# Arrows: Whats the POINT???

Discussion in 'Electronics Homework Help' started by Raven Luni, Mar 18, 2012.

1. ### Raven Luni

798
8
Oct 15, 2011
Greetings,

I've been doing the free MIT thingy and have come across the age old bugbear of 'teaching stupid **** for no discernable reason':

Take this 'homework question':

Looking at the series circuit, the values for voltage across / curent through the resistors etc. is what you would expect it to be.

The correct answer for i(v) is -2A because (and only because) theyve got the arrow pointing the other way.

The (supposedly) correct answer for the amount of power in the circuit is 0 Watts! WTF?? All because theyve got an arrow pointing the other way. If you created that circuit in real life I think it would use a bit more than 0 Watts - probably closer to 21.4W in a perfect world.

I just dont get why they would consider this a valid method of teaching. Or am I missing something here?

2. ### (*steve*)¡sǝpodᴉʇuɐ ǝɥʇ ɹɐǝɥdModerator

25,412
2,780
Jan 21, 2010
Power cannot be created nor destroyed...

Some part of the circuit is supplying power, and some part of the circuit is consuming power.

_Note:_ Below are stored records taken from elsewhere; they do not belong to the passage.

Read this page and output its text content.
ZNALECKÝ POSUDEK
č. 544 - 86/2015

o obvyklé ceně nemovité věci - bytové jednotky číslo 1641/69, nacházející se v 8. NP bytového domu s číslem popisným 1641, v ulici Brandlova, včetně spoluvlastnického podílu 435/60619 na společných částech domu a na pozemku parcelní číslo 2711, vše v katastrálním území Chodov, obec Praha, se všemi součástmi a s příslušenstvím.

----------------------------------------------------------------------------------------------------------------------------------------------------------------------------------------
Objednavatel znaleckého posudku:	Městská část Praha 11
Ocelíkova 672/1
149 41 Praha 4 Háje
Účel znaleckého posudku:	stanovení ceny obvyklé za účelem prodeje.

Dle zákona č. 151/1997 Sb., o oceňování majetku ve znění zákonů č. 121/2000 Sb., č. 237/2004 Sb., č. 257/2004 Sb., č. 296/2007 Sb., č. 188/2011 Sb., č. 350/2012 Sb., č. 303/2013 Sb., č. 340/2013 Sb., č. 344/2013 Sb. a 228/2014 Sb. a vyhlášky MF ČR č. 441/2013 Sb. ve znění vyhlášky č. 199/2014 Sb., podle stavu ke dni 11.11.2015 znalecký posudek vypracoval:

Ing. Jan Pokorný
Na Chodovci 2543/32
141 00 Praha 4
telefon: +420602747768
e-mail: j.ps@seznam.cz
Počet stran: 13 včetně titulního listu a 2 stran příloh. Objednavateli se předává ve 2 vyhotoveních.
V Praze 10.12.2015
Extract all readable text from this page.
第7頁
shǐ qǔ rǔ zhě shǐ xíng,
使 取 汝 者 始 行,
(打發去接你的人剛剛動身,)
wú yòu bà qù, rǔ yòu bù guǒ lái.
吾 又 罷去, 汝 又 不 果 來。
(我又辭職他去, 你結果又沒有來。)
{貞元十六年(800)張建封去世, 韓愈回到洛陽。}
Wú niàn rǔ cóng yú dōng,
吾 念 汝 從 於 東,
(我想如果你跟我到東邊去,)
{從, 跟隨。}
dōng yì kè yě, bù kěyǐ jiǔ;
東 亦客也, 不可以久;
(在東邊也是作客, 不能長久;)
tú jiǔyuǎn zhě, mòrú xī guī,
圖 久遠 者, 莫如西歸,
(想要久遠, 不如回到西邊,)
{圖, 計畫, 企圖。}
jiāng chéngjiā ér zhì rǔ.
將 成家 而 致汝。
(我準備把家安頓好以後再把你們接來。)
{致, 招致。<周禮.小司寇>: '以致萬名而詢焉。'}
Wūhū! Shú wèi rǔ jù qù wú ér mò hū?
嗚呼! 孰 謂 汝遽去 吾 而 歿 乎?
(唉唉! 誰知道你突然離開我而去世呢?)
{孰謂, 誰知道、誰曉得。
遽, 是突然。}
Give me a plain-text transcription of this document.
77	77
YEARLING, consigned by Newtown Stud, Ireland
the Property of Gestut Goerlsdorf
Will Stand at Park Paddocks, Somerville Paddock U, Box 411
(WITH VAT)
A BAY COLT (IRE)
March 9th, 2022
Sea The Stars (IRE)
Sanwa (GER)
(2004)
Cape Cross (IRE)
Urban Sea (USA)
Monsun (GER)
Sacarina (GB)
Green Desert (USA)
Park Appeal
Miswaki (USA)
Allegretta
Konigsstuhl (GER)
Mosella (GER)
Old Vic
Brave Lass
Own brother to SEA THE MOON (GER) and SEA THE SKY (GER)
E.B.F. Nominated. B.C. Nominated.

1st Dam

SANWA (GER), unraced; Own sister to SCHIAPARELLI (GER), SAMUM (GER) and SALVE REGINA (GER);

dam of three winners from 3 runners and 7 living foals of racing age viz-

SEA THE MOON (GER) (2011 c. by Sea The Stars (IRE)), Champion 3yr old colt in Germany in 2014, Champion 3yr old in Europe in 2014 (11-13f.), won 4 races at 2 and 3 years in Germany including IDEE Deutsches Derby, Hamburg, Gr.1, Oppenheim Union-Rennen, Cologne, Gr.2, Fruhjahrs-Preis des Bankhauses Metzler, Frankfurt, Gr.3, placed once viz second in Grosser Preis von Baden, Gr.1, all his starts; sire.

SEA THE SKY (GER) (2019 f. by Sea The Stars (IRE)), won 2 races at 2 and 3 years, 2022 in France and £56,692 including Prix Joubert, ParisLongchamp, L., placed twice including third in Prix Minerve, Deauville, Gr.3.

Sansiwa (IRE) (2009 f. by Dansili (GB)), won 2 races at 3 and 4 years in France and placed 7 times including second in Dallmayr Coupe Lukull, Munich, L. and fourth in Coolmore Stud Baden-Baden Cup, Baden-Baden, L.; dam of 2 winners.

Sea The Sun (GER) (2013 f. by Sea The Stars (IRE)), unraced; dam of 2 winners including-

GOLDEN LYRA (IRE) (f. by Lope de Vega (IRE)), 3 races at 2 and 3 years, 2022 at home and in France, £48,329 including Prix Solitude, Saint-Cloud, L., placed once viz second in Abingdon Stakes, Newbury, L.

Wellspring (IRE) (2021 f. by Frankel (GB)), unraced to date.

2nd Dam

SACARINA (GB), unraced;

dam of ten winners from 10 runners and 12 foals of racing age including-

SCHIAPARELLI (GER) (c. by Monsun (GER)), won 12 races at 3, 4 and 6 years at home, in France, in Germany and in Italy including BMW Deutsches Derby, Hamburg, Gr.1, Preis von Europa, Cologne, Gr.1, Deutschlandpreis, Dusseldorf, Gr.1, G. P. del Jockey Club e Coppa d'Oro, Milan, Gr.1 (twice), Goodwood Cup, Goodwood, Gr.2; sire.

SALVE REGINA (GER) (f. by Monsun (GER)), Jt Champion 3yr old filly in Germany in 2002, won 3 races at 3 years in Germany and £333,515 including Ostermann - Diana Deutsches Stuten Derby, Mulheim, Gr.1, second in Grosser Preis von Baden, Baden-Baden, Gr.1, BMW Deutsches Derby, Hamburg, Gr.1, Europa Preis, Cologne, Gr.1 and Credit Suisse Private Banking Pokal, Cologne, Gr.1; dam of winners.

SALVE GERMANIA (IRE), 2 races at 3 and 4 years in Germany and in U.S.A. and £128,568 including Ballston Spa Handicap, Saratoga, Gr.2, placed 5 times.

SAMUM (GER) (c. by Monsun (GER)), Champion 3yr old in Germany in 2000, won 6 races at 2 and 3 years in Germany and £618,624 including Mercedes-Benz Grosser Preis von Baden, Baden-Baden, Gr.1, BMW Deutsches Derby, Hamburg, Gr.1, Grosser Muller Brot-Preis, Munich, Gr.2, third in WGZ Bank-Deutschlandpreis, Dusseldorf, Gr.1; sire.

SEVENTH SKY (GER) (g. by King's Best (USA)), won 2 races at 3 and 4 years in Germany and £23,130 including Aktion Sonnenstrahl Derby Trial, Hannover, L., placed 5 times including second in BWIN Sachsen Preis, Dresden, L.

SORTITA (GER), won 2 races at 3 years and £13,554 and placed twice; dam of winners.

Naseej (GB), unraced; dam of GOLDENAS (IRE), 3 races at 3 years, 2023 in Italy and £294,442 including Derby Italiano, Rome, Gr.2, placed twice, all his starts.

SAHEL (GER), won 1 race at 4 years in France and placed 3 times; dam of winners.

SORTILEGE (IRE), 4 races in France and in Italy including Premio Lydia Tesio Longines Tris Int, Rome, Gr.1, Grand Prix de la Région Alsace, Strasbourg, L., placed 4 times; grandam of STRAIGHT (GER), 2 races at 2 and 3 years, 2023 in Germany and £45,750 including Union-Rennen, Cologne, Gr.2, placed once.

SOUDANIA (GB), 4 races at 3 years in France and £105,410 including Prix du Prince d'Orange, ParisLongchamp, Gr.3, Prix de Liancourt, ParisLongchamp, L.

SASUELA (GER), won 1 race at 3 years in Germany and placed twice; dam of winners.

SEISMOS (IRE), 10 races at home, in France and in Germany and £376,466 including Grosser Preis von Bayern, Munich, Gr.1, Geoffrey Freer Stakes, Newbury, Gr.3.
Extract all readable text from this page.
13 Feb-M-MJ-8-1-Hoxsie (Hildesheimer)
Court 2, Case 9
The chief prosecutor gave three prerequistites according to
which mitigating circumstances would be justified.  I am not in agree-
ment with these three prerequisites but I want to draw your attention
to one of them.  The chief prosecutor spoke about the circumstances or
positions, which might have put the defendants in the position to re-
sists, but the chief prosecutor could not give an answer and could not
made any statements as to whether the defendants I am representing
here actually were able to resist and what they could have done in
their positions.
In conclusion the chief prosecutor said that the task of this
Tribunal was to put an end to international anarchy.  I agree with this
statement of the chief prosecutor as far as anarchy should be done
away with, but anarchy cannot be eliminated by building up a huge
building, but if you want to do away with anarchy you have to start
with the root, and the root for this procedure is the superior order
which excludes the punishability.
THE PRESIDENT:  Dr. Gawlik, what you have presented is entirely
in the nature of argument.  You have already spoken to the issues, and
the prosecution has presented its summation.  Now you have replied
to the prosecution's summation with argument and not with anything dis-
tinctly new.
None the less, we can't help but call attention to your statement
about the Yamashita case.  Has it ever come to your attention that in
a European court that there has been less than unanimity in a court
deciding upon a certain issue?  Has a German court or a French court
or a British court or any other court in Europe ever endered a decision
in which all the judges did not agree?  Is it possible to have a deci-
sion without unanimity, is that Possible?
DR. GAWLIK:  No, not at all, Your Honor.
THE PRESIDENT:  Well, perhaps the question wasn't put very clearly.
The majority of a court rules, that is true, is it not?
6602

If you define supplying power as consuming some negative number of watts, and something dissipating power as consuming a positive number of watts, then what will the sum be?

It's exactly the same a looking at currents flowing into a node, or the sum of voltages in a loop.

Whilst you may not "like" the idea of the current flowing the opposite way to the arrow and thus being negative, it makes the math work.

You are simply rebelling against a particular model which goes against (probably) all the stuff you've taught yourself.

Relax, accept it, and you will be able to understand and solve whole sets of problems you couldn't solve previously.

I know

3. ### Raven Luni

798
8
Oct 15, 2011
Can I argue that point next time my electricity bill comes in?

4. ### (*steve*)¡sǝpodᴉʇuɐ ǝɥʇ ɹɐǝɥdModerator

25,412
2,780
Jan 21, 2010
If you consume a negative amount of energy you can.